La magia del musical se siente, se vive y aunque la sensación de asistir a uno de ellos se trate casi de una pulsión, contiene rasgos que echamos en falta si no los percibimos. Que rompan a cantar y que nazca la melodía sin darnos cuenta. Que se fracture la cotidianeidad para destaparnos las miserias y pasiones de los protagonistas. Que esas suspensiones de la realidad vengan en forma de flash-backs, imaginerías, guiños, sugerencias, premoniciones, sueños, imágenes simbólicas, o agonías finales. Que los escenarios pierdan sus límites cuando se empieza a bailar, ampliándose los espacios y paralizándose el tiempo. Que la canción y el baile estén implicados en la trama, hasta el punto de que si prescindiéramos de ellos nos quedáramos sin película. Que nos cuente cosas, que se exprese y que nos llegue a abstraer. Llevándolo a la reducción tendríamos el lema de Cantando bajo la lluvia (Stanley Donen / Gene Nelly, 1952): All talking, all singing and all dancing (and thrilling).

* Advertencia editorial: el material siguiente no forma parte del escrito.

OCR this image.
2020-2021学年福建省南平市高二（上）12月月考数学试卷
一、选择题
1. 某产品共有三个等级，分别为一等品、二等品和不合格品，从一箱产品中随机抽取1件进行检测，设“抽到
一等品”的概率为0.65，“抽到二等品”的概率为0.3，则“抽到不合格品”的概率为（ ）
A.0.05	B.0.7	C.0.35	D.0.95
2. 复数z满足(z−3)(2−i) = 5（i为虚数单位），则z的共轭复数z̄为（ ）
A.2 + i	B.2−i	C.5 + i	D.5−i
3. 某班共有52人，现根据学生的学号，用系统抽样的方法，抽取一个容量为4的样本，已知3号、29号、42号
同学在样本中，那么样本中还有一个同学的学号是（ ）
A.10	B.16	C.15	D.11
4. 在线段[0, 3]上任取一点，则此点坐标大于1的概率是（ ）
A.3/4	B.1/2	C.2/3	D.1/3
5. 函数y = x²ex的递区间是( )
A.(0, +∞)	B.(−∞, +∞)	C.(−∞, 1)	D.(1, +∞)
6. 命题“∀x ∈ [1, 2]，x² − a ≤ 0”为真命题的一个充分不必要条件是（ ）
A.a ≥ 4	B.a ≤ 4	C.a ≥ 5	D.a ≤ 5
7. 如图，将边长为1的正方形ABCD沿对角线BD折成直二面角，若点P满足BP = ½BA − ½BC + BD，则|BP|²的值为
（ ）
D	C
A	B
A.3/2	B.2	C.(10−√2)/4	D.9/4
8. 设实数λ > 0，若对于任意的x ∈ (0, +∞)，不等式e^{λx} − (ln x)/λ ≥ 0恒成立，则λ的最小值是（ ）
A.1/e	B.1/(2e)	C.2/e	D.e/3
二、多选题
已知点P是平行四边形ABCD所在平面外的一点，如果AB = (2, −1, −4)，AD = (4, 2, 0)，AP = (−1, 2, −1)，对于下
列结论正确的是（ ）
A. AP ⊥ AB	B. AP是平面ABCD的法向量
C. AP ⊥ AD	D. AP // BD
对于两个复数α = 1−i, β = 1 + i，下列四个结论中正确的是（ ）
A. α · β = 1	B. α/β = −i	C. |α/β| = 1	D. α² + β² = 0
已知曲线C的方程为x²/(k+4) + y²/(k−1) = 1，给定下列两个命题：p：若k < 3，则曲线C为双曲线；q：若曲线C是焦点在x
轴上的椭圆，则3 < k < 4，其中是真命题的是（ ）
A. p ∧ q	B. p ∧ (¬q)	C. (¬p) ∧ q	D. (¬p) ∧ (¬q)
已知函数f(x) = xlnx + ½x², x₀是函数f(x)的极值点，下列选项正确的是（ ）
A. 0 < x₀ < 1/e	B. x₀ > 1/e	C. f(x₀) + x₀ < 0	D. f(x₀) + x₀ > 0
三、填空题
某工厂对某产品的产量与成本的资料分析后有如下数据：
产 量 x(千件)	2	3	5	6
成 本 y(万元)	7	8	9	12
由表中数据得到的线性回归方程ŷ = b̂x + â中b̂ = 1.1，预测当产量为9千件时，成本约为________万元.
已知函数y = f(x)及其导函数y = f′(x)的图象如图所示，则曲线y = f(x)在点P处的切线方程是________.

Hace no mucho Moulin Rouge (Baz Luhrmann, 2001) actualizaba la estructura de Cantando bajo la lluvia a golpe de acelerador visual, pero lo más importante era que allanaba el terreno a Rob Marshall, preparando al gran público para el retorno de la grandilocuencia del género. Las productoras hoy se han convertido en multinacionales; el sistema de estudios no partía de una base muy diferente. Algo está cambiando. Teníamos nostalgia de felicidad, ahora ha vuelto, y se ha instalado en Chicago.